The Great Depression wiped out job opportunities in the northern industrial belt, especially for African Americans, and caused a sharp reduction in migration, but a second and larger Great Migration began as defense industries geared up for World War II. 1.4 million black southerners moved north or west in the 1940s followed by 1.1 million in the 1950s and another 2.4 million others in the 1960s and 1970s. By the late 1970s, as deindustrialization and the rust belt crisis took hold, the Great Migration came to end. In the 1980s and 1990s more Black Americans were heading South than leaving that region.

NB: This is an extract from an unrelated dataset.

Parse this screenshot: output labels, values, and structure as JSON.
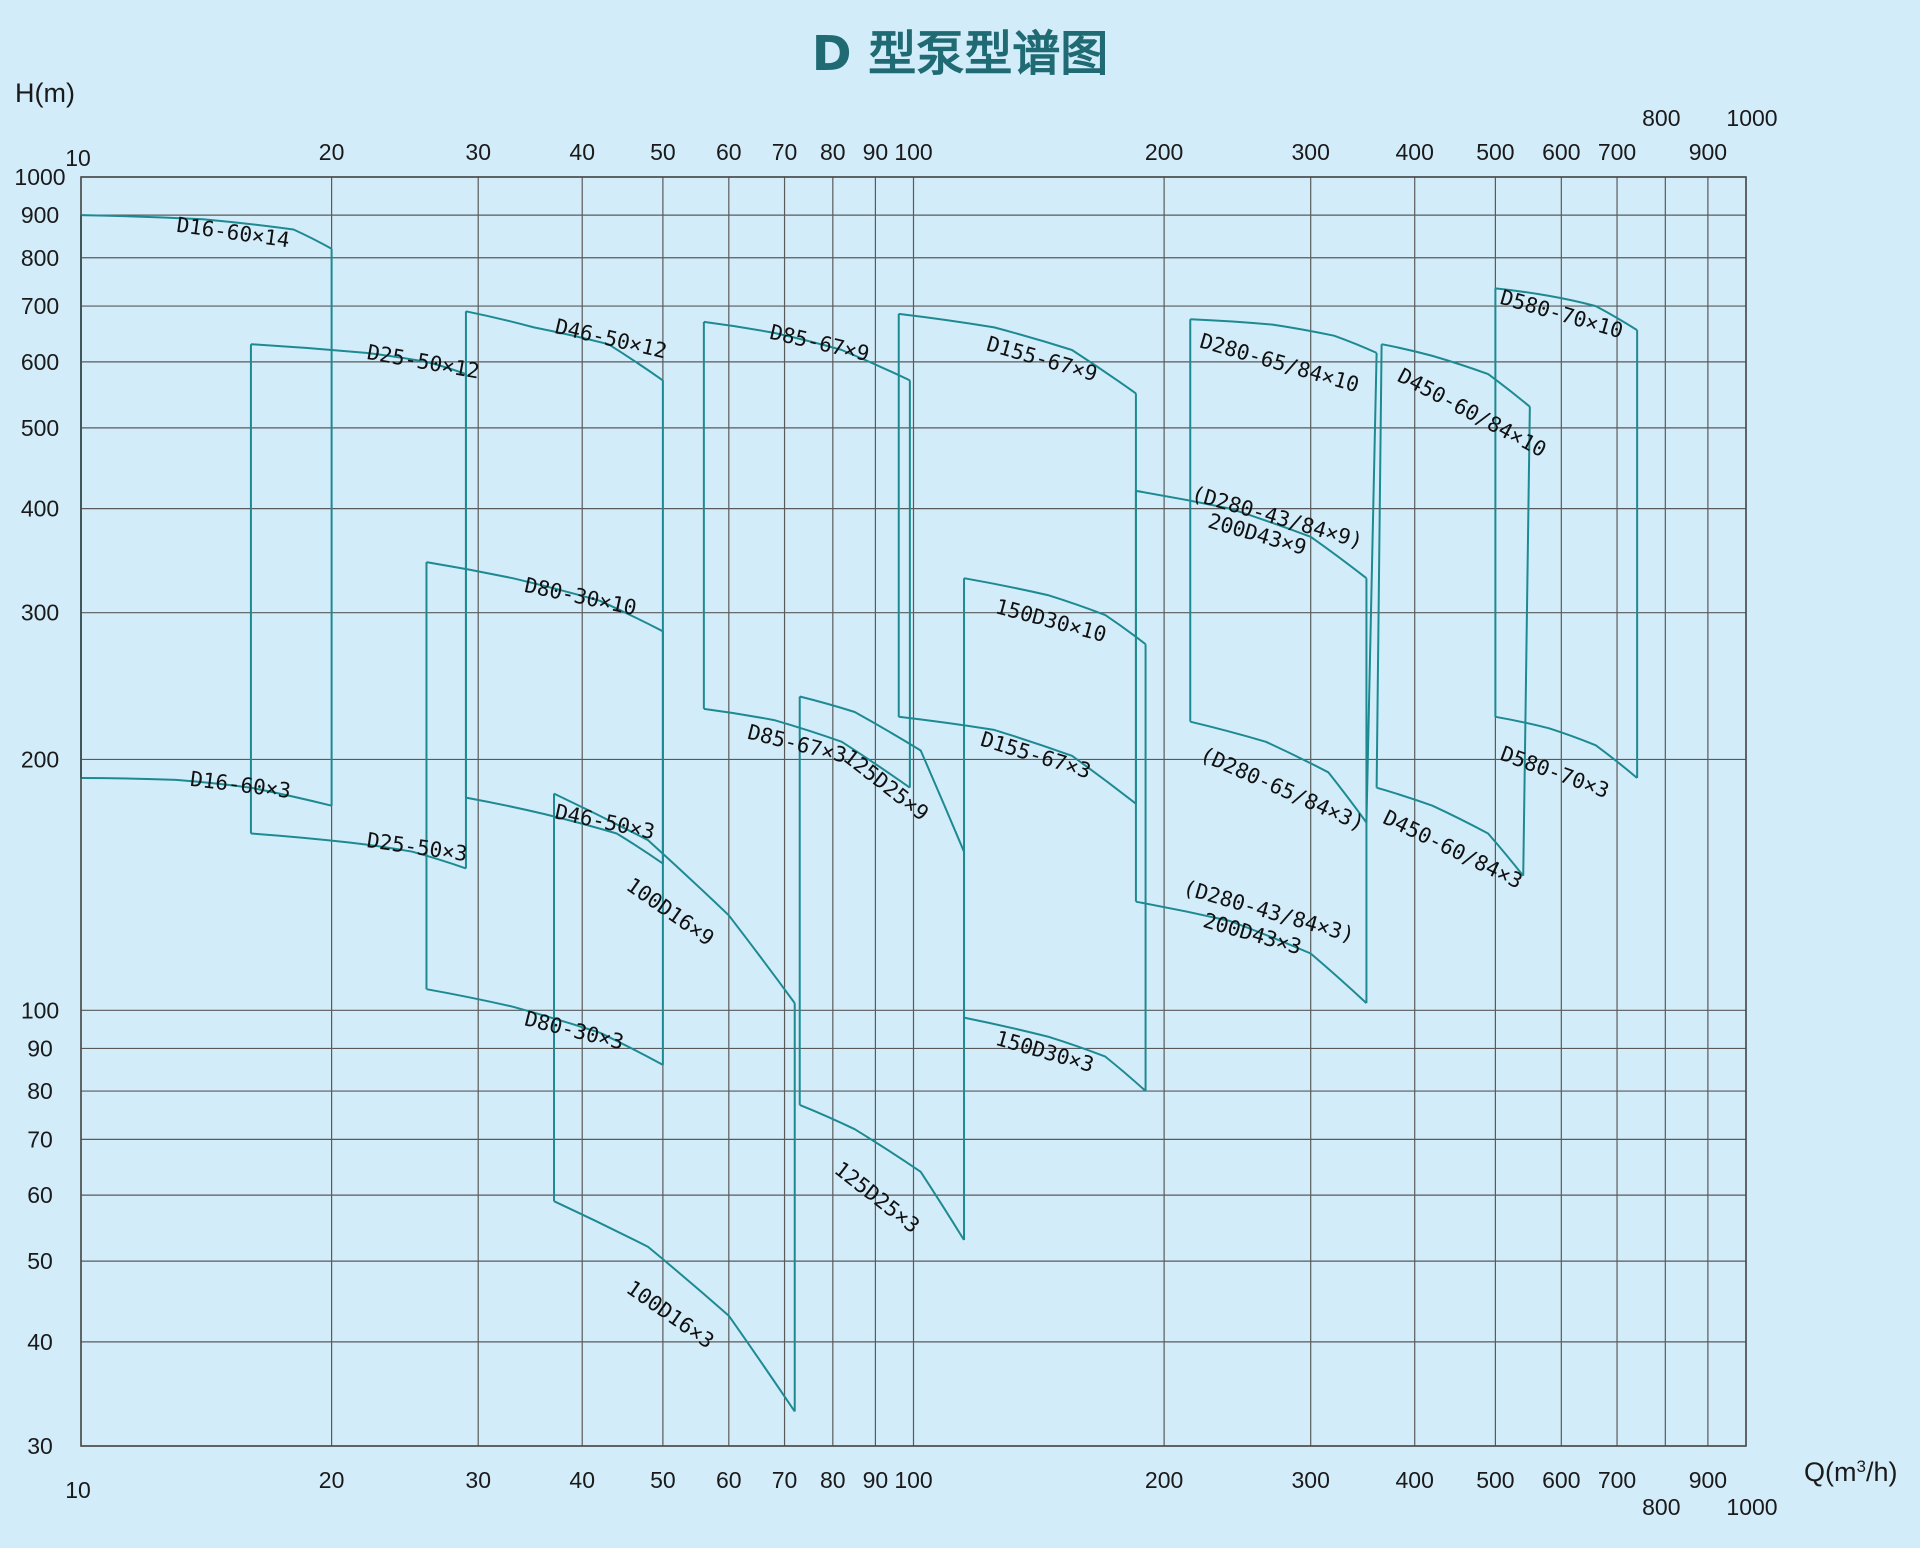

Big cities were the principal destinations of southerners throughout the two phases of the Great Migration. In the first phase eight major cities attracted two-thirds of the migrants: New York and Chicago followed in order by Philadelphia, St. Louis, Detroit, Pittsburgh, Cleveland, and Indianapolis. The Second Great Migration increased the populations of these cities while adding others. West Coast cities (Los Angeles, San Francisco, Oakland, Seattle, Portland) now attracted African Americans in large numbers.